Warren, Markey’s Senate colleague who mounted an unsuccessful presidential bid this year, endorsed him before Kennedy was even in the race, but had essentially stayed out of the fray until earlier this summer. Markey also received the endorsement of the Boston Globe, which wrote, “Kennedy has not made a persuasive case for removing Markey.”

Alexandria Ocasio-Cortez with Ed Markey
Rep. Alexandria Ocasio-Cortez, D-N.Y., with Sen. Ed Markey. (Alex Wong/Getty Images)

Markey combined appeals to his working-class upbringing (citing his father’s job as a milkman) with a strong digital campaign that capitalized on the enthusiasm generated by the Ocasio-Cortez endorsement and his record on climate change. In mid-August, Markey released a 3-minute biographical video that was viewed more than 3 million times.

Kennedy argued that while he and Markey agreed on many issues, it was he that could be counted on to work for liberal progressive goals for many years — implying that Markey was nearing the end of his career anyway. He won the endorsement of House Speaker Nancy Pelosi. In the race’s closing weeks, Kennedy countered Markey’s attempts to portray him as entitled and overly ambitious with accusations that Markey was out of step on racial issues and was papering over a more conservative past.

Kennedy had tried to hit Markey on a number of his past votes — including his support of the 1994 crime bill and the Iraq War — while claiming that he simply hasn’t done enough to leverage his role as senator. Kennedy has also been critical of Markey on various other issues, including missing congressional votes and for opposing busing desegregation in the 1970s.

Kennedy, the son of former Rep. Joe Kennedy II and grandson of former Attorney General Robert F. Kennedy, has aspired for years to continue his family’s legacy.

A win would have represented a chance to restore a sense of vigor to the family name, to rebuild some of its lost luster. It has been over a decade since the death of former Sen. Edward M. Kennedy, the so-called Lion of the Senate. But even Teddy, as he was known, had to work many years as a legislator to achieve something akin in national stature to what his brothers had achieved as president and attorney general.
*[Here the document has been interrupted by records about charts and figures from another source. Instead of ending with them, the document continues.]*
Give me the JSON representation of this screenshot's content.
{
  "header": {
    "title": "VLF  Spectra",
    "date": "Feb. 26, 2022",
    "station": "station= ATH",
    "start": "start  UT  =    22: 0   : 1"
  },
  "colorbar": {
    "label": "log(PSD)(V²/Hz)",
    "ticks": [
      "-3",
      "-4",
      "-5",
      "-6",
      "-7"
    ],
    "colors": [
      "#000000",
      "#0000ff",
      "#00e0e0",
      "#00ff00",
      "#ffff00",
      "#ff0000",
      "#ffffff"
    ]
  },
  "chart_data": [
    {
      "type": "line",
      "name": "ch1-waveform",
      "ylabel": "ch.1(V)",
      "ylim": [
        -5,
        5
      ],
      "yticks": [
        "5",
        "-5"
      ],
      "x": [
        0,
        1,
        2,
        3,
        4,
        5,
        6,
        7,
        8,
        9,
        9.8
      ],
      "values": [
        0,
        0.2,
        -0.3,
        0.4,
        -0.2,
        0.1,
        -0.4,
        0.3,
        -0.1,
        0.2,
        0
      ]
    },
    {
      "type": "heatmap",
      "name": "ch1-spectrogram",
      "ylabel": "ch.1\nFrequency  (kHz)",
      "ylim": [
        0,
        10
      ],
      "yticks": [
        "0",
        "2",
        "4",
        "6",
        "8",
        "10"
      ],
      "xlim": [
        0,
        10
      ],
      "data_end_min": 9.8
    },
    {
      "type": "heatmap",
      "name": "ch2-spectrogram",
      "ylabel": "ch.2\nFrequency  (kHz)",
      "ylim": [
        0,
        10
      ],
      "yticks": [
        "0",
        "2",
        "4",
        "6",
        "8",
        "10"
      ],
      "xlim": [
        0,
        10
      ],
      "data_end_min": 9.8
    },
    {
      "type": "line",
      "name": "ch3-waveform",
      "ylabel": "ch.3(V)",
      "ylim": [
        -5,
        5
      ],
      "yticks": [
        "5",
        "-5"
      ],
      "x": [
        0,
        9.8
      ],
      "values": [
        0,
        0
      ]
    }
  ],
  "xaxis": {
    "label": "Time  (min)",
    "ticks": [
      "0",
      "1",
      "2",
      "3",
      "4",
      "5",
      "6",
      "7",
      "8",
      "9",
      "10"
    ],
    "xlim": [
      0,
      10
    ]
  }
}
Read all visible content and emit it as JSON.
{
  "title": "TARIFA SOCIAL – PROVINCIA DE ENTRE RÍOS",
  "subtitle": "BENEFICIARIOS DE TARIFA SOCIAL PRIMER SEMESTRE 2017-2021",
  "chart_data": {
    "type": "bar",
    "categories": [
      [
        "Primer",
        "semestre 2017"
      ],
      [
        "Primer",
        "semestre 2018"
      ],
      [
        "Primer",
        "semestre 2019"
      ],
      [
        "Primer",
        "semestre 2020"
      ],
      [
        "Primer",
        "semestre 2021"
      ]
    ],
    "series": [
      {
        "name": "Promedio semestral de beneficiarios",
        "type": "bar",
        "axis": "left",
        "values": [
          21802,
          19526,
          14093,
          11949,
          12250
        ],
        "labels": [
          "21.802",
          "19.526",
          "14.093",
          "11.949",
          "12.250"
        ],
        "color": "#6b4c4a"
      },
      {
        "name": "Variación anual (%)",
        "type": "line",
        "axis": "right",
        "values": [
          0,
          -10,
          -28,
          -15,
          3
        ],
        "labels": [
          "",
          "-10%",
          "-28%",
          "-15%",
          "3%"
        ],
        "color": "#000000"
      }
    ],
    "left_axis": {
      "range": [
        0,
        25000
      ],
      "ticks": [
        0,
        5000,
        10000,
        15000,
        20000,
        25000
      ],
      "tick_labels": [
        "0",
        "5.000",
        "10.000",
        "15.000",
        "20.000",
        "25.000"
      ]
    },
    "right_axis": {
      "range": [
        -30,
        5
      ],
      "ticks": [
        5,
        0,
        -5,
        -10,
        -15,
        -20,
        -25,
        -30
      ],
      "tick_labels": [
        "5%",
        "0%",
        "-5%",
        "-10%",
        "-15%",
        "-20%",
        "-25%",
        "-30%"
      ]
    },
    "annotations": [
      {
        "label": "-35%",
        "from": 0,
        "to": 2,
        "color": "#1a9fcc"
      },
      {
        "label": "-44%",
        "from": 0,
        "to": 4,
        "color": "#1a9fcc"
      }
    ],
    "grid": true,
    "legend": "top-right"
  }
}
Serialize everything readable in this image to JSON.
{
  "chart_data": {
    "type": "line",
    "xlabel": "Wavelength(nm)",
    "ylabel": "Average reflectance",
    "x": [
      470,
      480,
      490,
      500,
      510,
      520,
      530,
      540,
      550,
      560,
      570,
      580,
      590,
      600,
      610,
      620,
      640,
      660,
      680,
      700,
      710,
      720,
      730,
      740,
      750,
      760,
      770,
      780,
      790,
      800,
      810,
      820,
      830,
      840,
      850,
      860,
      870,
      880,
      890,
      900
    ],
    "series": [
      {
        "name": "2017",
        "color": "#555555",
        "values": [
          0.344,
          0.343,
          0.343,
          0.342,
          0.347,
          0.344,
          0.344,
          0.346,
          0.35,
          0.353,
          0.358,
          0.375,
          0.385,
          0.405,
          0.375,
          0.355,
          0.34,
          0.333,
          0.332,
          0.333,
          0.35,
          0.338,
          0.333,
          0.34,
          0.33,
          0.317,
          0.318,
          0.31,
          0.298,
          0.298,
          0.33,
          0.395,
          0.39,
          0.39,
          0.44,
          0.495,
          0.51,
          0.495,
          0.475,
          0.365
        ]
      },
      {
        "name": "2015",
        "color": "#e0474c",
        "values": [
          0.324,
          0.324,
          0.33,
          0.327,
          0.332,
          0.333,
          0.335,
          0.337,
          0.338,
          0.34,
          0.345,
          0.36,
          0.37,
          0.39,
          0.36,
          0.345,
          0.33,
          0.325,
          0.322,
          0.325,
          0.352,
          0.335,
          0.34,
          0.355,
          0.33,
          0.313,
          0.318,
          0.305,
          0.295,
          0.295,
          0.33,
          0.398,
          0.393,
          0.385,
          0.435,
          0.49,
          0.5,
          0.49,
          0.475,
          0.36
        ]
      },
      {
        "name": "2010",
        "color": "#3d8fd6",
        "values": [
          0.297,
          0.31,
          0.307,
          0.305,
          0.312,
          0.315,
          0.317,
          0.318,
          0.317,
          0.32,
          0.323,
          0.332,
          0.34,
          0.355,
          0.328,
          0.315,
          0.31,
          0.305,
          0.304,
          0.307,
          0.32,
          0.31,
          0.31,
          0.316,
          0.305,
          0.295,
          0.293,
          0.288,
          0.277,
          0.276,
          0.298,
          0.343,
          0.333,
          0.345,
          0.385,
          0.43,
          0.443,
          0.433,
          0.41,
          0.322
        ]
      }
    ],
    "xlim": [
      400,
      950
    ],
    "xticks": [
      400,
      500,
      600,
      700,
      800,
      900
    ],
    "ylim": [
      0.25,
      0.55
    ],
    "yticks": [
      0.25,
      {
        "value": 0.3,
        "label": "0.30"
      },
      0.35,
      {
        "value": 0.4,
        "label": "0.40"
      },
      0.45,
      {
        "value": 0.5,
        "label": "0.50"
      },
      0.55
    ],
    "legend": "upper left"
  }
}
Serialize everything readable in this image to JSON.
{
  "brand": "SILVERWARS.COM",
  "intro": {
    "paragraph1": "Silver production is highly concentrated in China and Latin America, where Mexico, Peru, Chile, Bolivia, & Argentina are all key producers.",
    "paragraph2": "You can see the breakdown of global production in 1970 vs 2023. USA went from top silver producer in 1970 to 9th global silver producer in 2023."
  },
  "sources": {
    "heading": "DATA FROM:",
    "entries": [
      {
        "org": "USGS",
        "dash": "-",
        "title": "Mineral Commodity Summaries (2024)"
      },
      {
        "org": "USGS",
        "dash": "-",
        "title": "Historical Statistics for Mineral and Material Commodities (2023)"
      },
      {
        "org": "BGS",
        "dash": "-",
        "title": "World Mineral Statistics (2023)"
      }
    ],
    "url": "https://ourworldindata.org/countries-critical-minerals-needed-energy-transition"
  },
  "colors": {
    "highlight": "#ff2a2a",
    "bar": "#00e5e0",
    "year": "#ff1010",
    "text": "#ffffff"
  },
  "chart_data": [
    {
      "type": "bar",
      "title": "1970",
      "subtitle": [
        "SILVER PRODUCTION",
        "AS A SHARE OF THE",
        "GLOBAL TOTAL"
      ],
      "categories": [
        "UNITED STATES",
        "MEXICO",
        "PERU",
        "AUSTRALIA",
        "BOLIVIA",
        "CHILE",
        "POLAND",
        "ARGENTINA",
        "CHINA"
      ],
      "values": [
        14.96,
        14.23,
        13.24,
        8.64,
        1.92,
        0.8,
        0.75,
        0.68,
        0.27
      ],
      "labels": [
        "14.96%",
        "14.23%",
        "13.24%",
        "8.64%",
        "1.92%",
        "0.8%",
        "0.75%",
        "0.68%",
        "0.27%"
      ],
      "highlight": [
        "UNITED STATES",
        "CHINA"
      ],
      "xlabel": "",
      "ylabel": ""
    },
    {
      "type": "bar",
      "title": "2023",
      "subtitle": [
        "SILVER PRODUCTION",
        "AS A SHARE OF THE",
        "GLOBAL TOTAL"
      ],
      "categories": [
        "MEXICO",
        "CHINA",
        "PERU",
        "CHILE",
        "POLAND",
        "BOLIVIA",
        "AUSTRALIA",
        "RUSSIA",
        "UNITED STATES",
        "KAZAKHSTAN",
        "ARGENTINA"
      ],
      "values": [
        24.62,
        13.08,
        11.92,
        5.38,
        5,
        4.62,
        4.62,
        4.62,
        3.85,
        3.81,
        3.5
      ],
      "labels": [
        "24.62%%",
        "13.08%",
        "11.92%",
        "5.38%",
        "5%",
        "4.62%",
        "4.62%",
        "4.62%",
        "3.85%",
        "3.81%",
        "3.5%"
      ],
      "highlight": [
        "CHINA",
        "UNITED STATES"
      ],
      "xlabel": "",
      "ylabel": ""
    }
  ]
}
And a new Kennedy as senator, one with a spotless personal record, would have been able to graft a reputation for personal integrity on to that of a skilled lawmaker. Ted Kennedy’s personal life achieved a large measure of redemption in his later years after he met his second wife, Victoria Reggie Kennedy, but his checkered past haunted him in the minds of many Americans.

Ed Markey and Joe Kennedy III
Sen. Ed Markey debates Kennedy on Aug. 18. (Barry Chin/Boston Globe via Getty Images)

In contrast, even as far back as Joe Kennedy III’s college days, he abstained from alcohol entirely, drinking only milk.

But Kennedy’s ambition was easily portrayed as entitlement. The American electorate, with a deep populist streak, proved especially challenging this year for the Kennedy scion. Decades of loss of trust in institutions and other factors created an egalitarian ethic that views the past with more skepticism.

Even his name, with “the third” as suffix, could be conceived as more fitting for a bygone era of hereditary wealth and privilege.

Markey’s attempts to use the Kennedy name against the congressman seemed to slightly backfire at first. Pelosi jumped into the race and endorsed Kennedy after the incumbent turned one of John F. Kennedy’s most famous and venerated speeches upside down.

In his 1961 inaugural address, President Kennedy closed his speech to the nation by calling on a spirit of volunteerism: “My fellow Americans, ask not what your country can do for you — ask what you can do for your country.”

In August, Markey’s campaign video ended with Markey saying, “We asked what we could do for our country. We went out. We did it. With all due respect, it’s time to start asking what your country can do for you.”

Pelosi endorsed Kennedy in part in response to Markey’s attack. “I wasn’t too happy with some of the assault that I saw made on the Kennedy family, and I thought Joe didn’t ask me to endorse him, but I felt an imperative,” she said.

Any regret Markey may have felt over the tactic faded in the final days of the campaign. He repeated the line in his final rally the night before Election Day.